The price was also attractive. Even if the roll-out bombed, PetFlow could flip to another solution without losing too much money.

Finally, the flexibility to make changes in the cloud offered the e-commerce company greater latitude to tweak the system or push out changes as needed, rather than relying on costly upgrades. The Snapfulfil SaaS WMS solution is a single version, but every user receives a unique URL, functionality switches, databases, and interfaces. A company with multiple warehouses can specify different conditions within that instance. In PetFlow’s case, for example, it meant tying the WMS into its existing customer relationship management system.

PetFlow capitalized on this aspect when it decided to alter its plan for small parcel deliveries. The company has a contract with FedEx to ship orders through its residential service.

"We realized that smaller orders falling below a certain weight class should move via FedEx SmartPost," says Speiser.

"We asked Synergy to make sure that any order going out below a certain weight threshold receives a different shipping label," he continues. "Within one day, they released a software patch. Then we were able to ship using SmartPost, which saves a lot of money."

Delivering Perfect Orders

In December 2011, PetFlow began to diversify its online product portfolio beyond just pet food—a measured progression that stands in stark contrast to Pets.com‘s boom-and-bust trajectory.

That fable serves as a constant reminder of how fickle success can be.

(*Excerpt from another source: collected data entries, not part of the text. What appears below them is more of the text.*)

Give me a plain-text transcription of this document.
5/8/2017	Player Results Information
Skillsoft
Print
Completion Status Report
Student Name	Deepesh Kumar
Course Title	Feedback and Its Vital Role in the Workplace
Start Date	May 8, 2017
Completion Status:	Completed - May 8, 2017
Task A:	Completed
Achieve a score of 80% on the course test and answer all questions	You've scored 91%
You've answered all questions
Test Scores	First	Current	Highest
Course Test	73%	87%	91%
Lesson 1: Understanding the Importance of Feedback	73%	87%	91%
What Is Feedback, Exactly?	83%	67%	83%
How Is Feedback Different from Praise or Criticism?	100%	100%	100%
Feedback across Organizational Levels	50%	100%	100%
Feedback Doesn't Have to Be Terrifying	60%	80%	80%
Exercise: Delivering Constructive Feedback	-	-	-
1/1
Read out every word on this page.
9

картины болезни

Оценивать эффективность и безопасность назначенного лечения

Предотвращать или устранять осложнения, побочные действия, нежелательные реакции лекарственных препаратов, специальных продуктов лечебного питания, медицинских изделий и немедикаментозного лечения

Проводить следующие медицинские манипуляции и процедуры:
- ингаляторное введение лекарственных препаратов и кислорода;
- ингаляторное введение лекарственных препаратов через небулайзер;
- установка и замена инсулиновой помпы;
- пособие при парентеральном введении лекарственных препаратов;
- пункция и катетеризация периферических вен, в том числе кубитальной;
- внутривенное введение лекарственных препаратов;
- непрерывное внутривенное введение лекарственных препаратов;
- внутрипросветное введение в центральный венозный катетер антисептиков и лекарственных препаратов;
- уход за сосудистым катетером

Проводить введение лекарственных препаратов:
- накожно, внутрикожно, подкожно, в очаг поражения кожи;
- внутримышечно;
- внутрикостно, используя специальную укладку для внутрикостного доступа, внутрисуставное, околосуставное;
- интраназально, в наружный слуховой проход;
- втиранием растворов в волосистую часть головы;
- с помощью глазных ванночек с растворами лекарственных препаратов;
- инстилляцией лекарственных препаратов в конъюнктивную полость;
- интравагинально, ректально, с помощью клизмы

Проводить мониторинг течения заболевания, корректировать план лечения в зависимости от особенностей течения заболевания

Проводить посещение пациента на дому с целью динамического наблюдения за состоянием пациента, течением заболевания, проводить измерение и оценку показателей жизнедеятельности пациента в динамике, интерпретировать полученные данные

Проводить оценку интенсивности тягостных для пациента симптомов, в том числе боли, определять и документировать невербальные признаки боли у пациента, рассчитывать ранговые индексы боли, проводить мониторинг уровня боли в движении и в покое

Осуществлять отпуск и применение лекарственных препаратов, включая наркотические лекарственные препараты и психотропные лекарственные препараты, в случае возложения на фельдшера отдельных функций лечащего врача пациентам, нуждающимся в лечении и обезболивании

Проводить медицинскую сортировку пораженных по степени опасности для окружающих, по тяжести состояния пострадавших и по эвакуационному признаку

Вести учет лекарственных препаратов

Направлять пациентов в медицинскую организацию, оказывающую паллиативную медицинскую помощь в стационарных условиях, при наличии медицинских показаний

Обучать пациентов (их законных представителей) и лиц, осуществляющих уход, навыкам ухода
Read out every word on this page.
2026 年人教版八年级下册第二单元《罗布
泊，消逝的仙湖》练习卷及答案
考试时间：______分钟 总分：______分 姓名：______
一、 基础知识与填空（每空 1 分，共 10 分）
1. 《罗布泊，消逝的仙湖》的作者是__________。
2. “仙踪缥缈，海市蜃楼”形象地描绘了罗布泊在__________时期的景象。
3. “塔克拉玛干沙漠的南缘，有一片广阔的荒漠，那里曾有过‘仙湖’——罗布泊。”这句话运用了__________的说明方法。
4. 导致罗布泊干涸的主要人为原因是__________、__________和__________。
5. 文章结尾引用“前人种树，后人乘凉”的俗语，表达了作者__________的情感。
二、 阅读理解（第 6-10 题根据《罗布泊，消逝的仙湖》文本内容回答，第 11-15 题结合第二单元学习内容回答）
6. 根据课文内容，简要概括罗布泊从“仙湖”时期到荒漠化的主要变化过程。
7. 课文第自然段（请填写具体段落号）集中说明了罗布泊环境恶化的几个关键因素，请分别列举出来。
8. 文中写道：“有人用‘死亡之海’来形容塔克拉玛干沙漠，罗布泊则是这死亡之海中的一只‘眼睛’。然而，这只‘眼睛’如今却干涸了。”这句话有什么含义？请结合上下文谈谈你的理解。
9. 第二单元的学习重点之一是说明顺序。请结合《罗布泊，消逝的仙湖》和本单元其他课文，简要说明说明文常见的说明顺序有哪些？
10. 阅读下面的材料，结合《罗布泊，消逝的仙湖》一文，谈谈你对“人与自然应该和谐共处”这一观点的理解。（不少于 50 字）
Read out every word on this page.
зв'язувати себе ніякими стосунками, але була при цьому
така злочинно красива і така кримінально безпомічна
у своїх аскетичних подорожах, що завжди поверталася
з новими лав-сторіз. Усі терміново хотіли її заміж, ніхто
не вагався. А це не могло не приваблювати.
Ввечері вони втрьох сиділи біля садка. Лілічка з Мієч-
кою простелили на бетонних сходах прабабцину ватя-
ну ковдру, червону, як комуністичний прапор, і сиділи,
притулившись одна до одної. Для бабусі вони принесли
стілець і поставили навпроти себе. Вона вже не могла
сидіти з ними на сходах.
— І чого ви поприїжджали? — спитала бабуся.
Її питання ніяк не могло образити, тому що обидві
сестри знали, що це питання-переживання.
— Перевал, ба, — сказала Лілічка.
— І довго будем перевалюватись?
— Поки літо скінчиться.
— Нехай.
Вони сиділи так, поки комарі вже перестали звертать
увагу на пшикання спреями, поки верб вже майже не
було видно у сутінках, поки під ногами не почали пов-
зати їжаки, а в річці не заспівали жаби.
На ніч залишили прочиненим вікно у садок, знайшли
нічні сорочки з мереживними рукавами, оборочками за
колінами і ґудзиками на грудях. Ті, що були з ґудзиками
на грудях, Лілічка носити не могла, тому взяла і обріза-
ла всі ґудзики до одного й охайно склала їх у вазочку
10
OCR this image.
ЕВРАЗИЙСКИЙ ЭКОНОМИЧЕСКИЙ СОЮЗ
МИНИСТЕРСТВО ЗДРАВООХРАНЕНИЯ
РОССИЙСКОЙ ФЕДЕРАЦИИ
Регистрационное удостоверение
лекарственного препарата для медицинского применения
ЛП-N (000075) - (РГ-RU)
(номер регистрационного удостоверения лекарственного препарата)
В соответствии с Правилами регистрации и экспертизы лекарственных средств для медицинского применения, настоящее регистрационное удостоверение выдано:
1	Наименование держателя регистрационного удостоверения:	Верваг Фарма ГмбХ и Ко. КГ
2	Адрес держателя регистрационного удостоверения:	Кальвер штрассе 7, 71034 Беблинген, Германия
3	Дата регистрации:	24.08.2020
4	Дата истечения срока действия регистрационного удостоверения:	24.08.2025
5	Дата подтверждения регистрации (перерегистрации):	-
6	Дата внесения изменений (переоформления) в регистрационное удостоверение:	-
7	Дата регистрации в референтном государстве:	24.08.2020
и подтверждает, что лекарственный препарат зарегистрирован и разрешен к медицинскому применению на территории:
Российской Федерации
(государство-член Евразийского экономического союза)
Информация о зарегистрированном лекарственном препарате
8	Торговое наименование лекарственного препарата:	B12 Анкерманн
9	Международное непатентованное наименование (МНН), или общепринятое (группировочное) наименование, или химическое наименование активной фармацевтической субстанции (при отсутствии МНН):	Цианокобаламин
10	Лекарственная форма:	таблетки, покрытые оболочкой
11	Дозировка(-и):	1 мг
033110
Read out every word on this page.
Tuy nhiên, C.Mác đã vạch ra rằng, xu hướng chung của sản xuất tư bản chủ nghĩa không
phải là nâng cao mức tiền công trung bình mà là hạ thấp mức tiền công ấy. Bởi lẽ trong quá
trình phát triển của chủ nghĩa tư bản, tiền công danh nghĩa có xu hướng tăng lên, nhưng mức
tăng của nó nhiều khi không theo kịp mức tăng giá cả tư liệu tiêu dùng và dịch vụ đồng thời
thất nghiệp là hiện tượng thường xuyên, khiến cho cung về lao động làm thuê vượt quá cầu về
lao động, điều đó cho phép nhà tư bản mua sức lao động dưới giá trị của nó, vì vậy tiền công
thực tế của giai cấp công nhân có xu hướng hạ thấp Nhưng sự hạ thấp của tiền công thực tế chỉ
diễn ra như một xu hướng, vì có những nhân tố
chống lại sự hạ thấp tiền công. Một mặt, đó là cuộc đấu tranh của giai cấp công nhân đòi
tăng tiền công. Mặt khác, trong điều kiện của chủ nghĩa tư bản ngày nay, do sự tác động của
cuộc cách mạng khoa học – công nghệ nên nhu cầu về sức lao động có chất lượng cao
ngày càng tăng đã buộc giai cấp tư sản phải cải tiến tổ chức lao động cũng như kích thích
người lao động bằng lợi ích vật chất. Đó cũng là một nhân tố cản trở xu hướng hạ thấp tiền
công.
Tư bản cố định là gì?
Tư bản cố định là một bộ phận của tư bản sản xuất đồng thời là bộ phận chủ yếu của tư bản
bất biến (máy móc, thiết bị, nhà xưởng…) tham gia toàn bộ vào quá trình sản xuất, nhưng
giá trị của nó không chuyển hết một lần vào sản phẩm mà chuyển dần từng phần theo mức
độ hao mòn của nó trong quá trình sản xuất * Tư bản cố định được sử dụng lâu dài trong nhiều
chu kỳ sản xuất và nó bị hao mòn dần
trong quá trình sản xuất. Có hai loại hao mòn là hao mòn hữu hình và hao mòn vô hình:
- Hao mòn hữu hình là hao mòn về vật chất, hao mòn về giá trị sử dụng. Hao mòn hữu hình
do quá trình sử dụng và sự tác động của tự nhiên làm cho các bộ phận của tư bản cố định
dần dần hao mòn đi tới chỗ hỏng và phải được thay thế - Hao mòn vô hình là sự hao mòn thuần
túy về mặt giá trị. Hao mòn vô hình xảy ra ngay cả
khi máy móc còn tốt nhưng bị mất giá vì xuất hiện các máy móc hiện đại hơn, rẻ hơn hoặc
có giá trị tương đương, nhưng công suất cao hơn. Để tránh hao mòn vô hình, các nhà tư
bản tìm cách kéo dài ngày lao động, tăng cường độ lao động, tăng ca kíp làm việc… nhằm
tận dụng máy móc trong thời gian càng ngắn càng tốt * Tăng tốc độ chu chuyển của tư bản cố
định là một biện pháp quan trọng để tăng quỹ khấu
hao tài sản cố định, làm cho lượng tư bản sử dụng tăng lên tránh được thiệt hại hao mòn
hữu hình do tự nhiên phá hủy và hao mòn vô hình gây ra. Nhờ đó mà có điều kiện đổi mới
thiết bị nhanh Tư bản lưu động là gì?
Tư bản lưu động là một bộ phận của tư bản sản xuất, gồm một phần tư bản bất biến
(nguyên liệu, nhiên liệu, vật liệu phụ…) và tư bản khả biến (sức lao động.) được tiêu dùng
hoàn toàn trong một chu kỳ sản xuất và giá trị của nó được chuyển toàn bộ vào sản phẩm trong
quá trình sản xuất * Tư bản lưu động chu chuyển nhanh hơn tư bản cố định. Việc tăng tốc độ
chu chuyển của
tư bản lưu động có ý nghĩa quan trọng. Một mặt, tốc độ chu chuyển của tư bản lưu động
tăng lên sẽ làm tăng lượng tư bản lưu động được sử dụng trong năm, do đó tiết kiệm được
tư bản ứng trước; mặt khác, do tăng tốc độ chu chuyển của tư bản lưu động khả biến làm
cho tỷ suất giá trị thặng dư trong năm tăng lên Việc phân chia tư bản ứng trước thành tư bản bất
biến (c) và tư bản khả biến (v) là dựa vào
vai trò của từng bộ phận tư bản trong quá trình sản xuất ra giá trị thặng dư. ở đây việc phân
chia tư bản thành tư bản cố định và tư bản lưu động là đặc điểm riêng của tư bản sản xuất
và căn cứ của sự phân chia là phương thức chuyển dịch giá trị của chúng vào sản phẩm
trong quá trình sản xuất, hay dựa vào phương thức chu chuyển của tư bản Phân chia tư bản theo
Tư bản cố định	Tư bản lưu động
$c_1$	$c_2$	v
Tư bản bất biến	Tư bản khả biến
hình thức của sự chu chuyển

But PetFlow’s business model, and the way demand triggers replenishment, creates an ideal platform for optimizing supply chain performance and making sure back-end fulfillment can match pre-determined sales and inventory needs.

"I know each week how many orders are going out, so I can staff up ahead of time," says Speiser. "Because we’re bringing in product that has been pre-sold, I can plan inventory more effectively, without having to sit on it."

Even with some of its growing pains still raw, there is a sense that PetFlow’s do-it-yourself entrepreneurial approach and baptism by fire is beginning to pay dividends beyond 10-percent-per-month sales growth.

Working with Synergy, PetFlow has created a back-end operation that lives up to the quality, convenience, and customer service pet owners demand.

"With the repeatable component of PetFlow’s business, it’s crucial to provide the perfect experience for the customer every single time," says Kesten.

Snapfulfil‘s robust WMS functionality supports that goal by delivering perfect orders. Thanks to the solution, PetFlow’s fulfillment operation today is the cat’s meow.